İpek Tuzcuoğlu İle Yüzleşme’de sanat camiasındaki dostlarından bahseden Ferman Toprak “Hakan Altun, Yıldız Tilbe on numara ciddi anlamda sanat camiasında dost var mıdır derler ya var olanların içindedir. Ciddi anlamda adam gibi adam kelimesini hak eden insanlar. Yıldız abla on numara, Hakan beyefendiliği ile adam gibi adam. Bir de Demet Akalın, Okan çok değerli dostlarım. Kızı Hira Demet’e benziyor, ziyaret ettim. Okan çok düzgün adam. Demet’i her daim takdir ederim. Mankenlikten solistliğe büyük başarı hikayesidir. “ diyerek anlattı.
“Şafak Sezer 20 yıllık dostum”
Sanat camiasındaki dostlarının içinde Şafak Sezer’in ayrı bir yeri olduğunu söyleyen Ferman Toprak “Şafak Sezer 20 yıldır benim dostum. Kolpaçino sinema filmini çekiyordu. Orada sende oynayacaksın dedi. Baba bırak beni klip çekerken zorlanıyorum dedim. Kavga ettiler dediler. Twitter’da Şafağı sevmeyenler helal olsun, sevenler göstereceğiz sana dediler. Adamla 20 yıllık dostuz, bir ekmeği bölüp yemiş insanlarız. Bazen sosyal paylaşım sitelerini anlamıyorum. Adamların işi gücü yok buna bir şey yazayım diyor. Bir söz paylaşıyorum ama öyle değil böyle diyor.
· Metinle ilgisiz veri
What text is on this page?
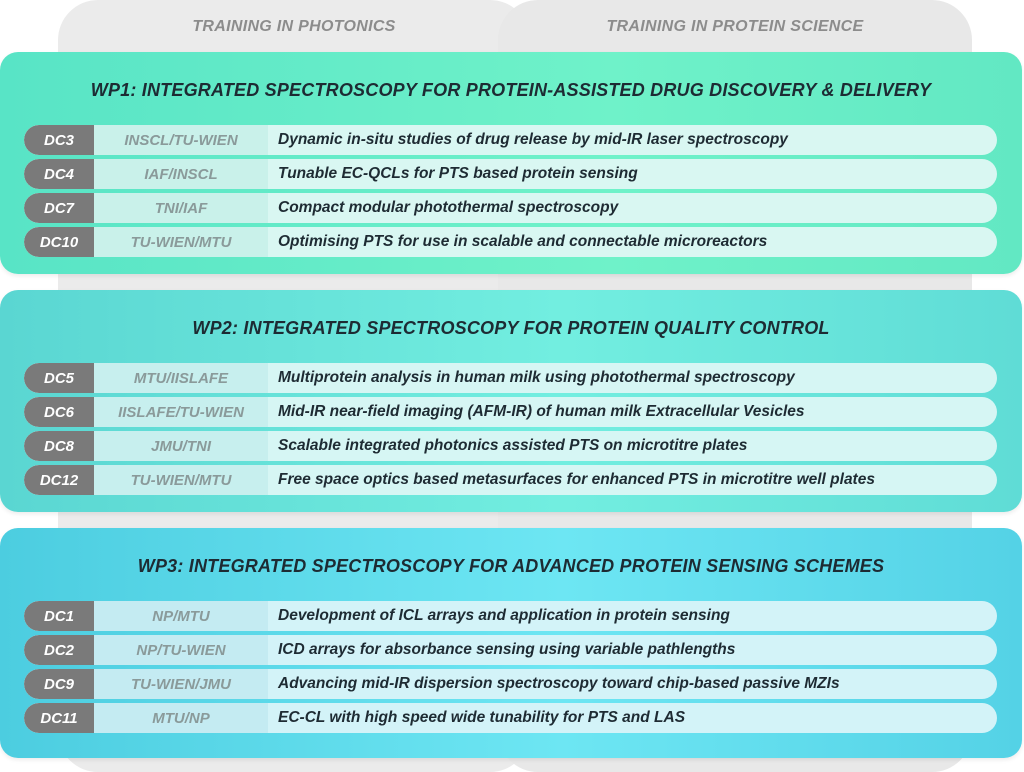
TRAINING IN PHOTONICS	TRAINING IN PROTEIN SCIENCE
WP1: INTEGRATED SPECTROSCOPY FOR PROTEIN-ASSISTED DRUG DISCOVERY & DELIVERY
DC3	INSCL/TU-WIEN	Dynamic in-situ studies of drug release by mid-IR laser spectroscopy
DC4	IAF/INSCL	Tunable EC-QCLs for PTS based protein sensing
DC7	TNI/IAF	Compact modular photothermal spectroscopy
DC10	TU-WIEN/MTU	Optimising PTS for use in scalable and connectable microreactors
WP2: INTEGRATED SPECTROSCOPY FOR PROTEIN QUALITY CONTROL
DC5	MTU/IISLAFE	Multiprotein analysis in human milk using photothermal spectroscopy
DC6	IISLAFE/TU-WIEN	Mid-IR near-field imaging (AFM-IR) of human milk Extracellular Vesicles
DC8	JMU/TNI	Scalable integrated photonics assisted PTS on microtitre plates
DC12	TU-WIEN/MTU	Free space optics based metasurfaces for enhanced PTS in microtitre well plates
WP3: INTEGRATED SPECTROSCOPY FOR ADVANCED PROTEIN SENSING SCHEMES
DC1	NP/MTU	Development of ICL arrays and application in protein sensing
DC2	NP/TU-WIEN	ICD arrays for absorbance sensing using variable pathlengths
DC9	TU-WIEN/JMU	Advancing mid-IR dispersion spectroscopy toward chip-based passive MZIs
DC11	MTU/NP	EC-CL with high speed wide tunability for PTS and LAS
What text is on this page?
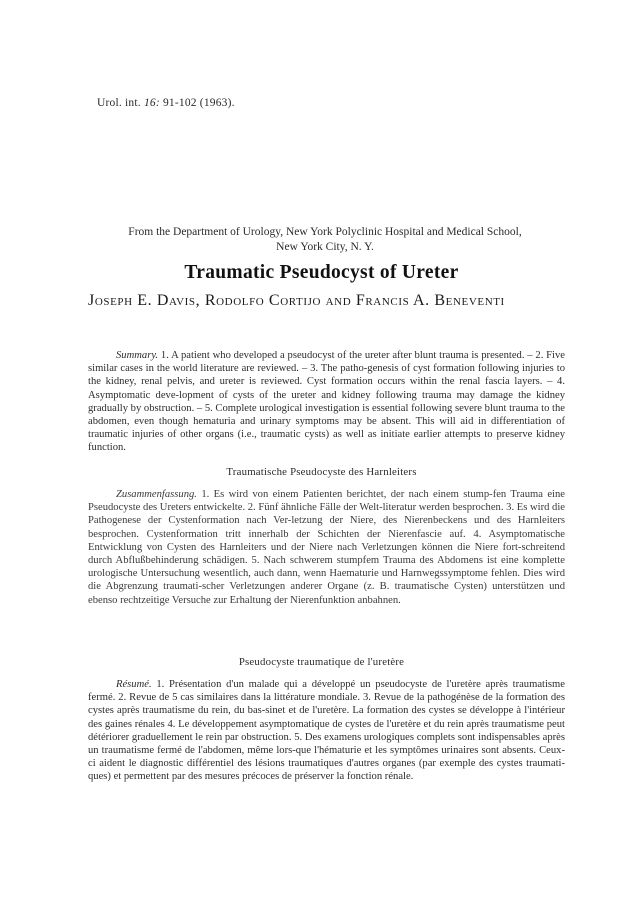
Urol. int. 16: 91-102 (1963).
From the Department of Urology, New York Polyclinic Hospital and Medical School,
New York City, N. Y.
Traumatic Pseudocyst of Ureter
Joseph E. Davis, Rodolfo Cortijo and Francis A. Beneventi

Summary. 1. A patient who developed a pseudocyst of the ureter after blunt trauma is presented. – 2. Five similar cases in the world literature are reviewed. – 3. The patho-genesis of cyst formation following injuries to the kidney, renal pelvis, and ureter is reviewed. Cyst formation occurs within the renal fascia layers. – 4. Asymptomatic deve-lopment of cysts of the ureter and kidney following trauma may damage the kidney gradually by obstruction. – 5. Complete urological investigation is essential following severe blunt trauma to the abdomen, even though hematuria and urinary symptoms may be absent. This will aid in differentiation of traumatic injuries of other organs (i.e., traumatic cysts) as well as initiate earlier attempts to preserve kidney function.

Traumatische Pseudocyste des Harnleiters

Zusammenfassung. 1. Es wird von einem Patienten berichtet, der nach einem stump-fen Trauma eine Pseudocyste des Ureters entwickelte. 2. Fünf ähnliche Fälle der Welt-literatur werden besprochen. 3. Es wird die Pathogenese der Cystenformation nach Ver-letzung der Niere, des Nierenbeckens und des Harnleiters besprochen. Cystenformation tritt innerhalb der Schichten der Nierenfascie auf. 4. Asymptomatische Entwicklung von Cysten des Harnleiters und der Niere nach Verletzungen können die Niere fort-schreitend durch Abflußbehinderung schädigen. 5. Nach schwerem stumpfem Trauma des Abdomens ist eine komplette urologische Untersuchung wesentlich, auch dann, wenn Haematurie und Harnwegssymptome fehlen. Dies wird die Abgrenzung traumati-scher Verletzungen anderer Organe (z. B. traumatische Cysten) unterstützen und ebenso rechtzeitige Versuche zur Erhaltung der Nierenfunktion anbahnen.

Pseudocyste traumatique de l'uretère

Résumé. 1. Présentation d'un malade qui a développé un pseudocyste de l'uretère après traumatisme fermé. 2. Revue de 5 cas similaires dans la littérature mondiale. 3. Revue de la pathogénèse de la formation des cystes après traumatisme du rein, du bas-sinet et de l'uretère. La formation des cystes se développe à l'intérieur des gaines rénales 4. Le développement asymptomatique de cystes de l'uretère et du rein après traumatisme peut détériorer graduellement le rein par obstruction. 5. Des examens urologiques complets sont indispensables après un traumatisme fermé de l'abdomen, même lors-que l'hématurie et les symptômes urinaires sont absents. Ceux-ci aident le diagnostic différentiel des lésions traumatiques d'autres organes (par exemple des cystes traumati-ques) et permettent par des mesures précoces de préserver la fonction rénale.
Bir dur sende kalsın, ben bir söz paylaşıyorum sana yazmıyorum ki . Siyasi şeyler paylaşmadım ki bana özel sözler.” diyerek düşüncelerini İpek Tuzcuoğlu İle Yüzleşme’de paylaştı.
“Adanalıysan Müslüm Baba dinlersin”
İpek Tuzcuoğlu’nun “Küçükken en çok kimin şarkılarını dinlerdin?” sorusuna Ferman Toprak “İbrahim Tatlıses dinlerdim. İbrahim Tatlıses çok dinlerdim, şarkılarıyla büyüdüm. Üç babanın arasında da Ferdi Tayfur, Orhan Baba da önemli ama Adana’da doğup büyüyünce dinleyeceğin Müslüm Gürses’tir. Müslüm Baba’dır. Arabaları çekip son ses Müslüm Baba dinlerdik.” diyerek cevap verdi.